Red Flag: Identities that are revocable at will by the platform (e.g., "Real Name" policies, arbitrary suspensions).
- Direct Communication: Do messages pass peer-to-peer or through neutral infrastructure, or must they route through corporate servers?
- Social Graph Portability: Can the user export their list of followers/friends and reconnect with them on a different platform?
- Algorithmic Interference: Is the connection mediated by an opaque algorithm (The Feed) that determines visibility?
- Surveillance: Does the platform read/scan messages for advertising or training data?
Red Flag: "Walled Garden" architecture where users cannot message or follow users outside the platform.
- Data Ownership: Does the user legally and practically own their content? Can they export it in a standard, usable format (JSON/CSV/HTML), or is it locked in a proprietary garden?
- Self-Hosting Capability: Can the user run their own instance of the infrastructure if they choose? (e.g., WordPress vs. Medium).
- Exit Costs: How difficult is it to leave? Are there technical or social penalties for migrating?
- The Shutdown Test: If the company goes bankrupt tomorrow, does the user's data and digital presence survive?
Red Flag: Systems where export tools are missing, broken, or provide incomplete data (e.g., PDF dumps without metadata).
3. The Power Analysis
Beyond technical features, the auditor must analyze the political economy of the platform.
- Who Benefits? Identify the beneficiaries of sovereignty violations. Is it the platform (ad revenue), third parties (data brokers), or governments (surveillance)?
- Who Loses? Identify the harms to users, creators, and communities (e.g., loss of audience, censorship, demonetization).
- The Landlord Test: Does the platform have a fiduciary duty to investors that conflicts with user sovereignty? (e.g., the "Enshittification" cycle where user surplus is harvested for profit).
4. Scoring Methodology
Platforms are rated on a 5-point "Sovereignty Spectrum".
| Score | Classification | Description | Example |
|---|---|---|---|
| 1 Star | Feudal/Serfdom | Total platform control. Identity is leased, data is locked, exit is impossible without total loss. | Facebook, TikTok |
| 2 Stars | Digital Tenancy | High convenience, low control. Limited export exists, but social graph is trapped. | Medium, Substack |
| 3 Stars | Hybrid/Federalist | Portable data, but reliant on centralized servers. Exit is possible but painful. | Ghost (Managed), Signal |
| 4 Stars | Sovereign Network | User owns identity and graph (federated).
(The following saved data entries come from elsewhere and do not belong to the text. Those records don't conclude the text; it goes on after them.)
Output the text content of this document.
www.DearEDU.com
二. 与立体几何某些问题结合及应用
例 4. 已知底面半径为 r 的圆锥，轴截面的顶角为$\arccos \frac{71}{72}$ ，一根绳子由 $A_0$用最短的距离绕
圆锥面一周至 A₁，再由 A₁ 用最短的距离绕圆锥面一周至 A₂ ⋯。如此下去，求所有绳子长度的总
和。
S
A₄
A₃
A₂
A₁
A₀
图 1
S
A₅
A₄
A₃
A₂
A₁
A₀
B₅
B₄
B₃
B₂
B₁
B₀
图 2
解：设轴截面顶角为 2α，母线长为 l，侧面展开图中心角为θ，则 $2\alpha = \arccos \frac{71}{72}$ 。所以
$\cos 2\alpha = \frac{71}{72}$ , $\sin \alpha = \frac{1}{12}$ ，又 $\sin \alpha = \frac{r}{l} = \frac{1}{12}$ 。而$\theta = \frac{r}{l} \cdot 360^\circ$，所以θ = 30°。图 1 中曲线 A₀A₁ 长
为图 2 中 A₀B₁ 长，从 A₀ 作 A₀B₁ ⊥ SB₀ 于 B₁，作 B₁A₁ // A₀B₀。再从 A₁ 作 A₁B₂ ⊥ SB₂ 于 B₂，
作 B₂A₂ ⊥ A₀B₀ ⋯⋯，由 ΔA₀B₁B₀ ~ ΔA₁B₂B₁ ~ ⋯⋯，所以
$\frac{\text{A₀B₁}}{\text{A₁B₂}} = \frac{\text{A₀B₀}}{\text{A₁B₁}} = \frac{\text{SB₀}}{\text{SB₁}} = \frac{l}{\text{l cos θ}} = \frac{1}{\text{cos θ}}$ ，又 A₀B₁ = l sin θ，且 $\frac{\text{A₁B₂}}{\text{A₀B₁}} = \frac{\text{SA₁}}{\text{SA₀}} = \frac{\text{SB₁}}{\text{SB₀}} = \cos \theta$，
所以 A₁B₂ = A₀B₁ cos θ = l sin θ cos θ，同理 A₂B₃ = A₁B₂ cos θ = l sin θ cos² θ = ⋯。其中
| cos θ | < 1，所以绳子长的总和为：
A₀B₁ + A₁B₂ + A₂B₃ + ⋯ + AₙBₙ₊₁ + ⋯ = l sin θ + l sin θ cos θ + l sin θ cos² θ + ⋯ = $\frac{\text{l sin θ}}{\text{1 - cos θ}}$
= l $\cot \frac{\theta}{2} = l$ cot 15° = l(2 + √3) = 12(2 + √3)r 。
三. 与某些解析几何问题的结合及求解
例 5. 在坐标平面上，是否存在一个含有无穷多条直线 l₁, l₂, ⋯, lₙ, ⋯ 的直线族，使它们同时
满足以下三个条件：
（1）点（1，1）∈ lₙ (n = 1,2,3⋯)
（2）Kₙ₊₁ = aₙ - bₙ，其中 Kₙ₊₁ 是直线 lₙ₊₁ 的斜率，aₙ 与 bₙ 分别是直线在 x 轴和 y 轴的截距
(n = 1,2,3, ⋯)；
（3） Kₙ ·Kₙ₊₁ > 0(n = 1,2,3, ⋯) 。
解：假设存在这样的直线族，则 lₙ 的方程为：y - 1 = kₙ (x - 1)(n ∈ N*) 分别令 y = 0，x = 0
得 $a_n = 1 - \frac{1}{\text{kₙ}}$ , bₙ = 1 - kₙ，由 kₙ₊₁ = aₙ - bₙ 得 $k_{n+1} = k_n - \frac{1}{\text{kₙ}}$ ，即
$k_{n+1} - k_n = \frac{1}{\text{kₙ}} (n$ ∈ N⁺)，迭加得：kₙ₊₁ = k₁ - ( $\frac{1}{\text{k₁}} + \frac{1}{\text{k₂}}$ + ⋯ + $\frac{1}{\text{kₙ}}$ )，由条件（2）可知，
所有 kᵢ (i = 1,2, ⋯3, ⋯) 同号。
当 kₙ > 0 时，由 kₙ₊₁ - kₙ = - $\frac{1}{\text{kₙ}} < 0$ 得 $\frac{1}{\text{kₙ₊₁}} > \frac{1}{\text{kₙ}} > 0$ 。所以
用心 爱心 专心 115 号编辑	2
Infrastructure is shared but portable. | Mastodon (Hosted) |
| 5 Stars | Sovereign Ground | Total ownership. User controls domain, data, and server. Uncensorable. | Self-hosted Website |
5. Remediation Recommendations
The audit concludes with a "Preservation Action Plan" or "Sovereignty Roadmap" for the client.
1.Immediate Mitigation
Export data immediately. Set up parallel "owned" channels (e.g., email list, personal site).
2.Structural Shift
Begin migrating community to a protocol-based system (e.g., ActivityPub) or self-hosted infrastructure.
3.Bridge Building
Use tools to syndicate content from owned ground to rented platforms (POSSE: Publish on Own Site, Syndicate Elsewhere).
Final Deliverable: A "Sovereignty Audit Report" detailing vulnerabilities in Declaration, Connection, and Ground, with a specific roadmap for moving from Tenant to Architect.
Source Note
This protocol is derived from "Module 3: Designing for Sovereignty" and "Textbook Chapter 4: The Three Pillars."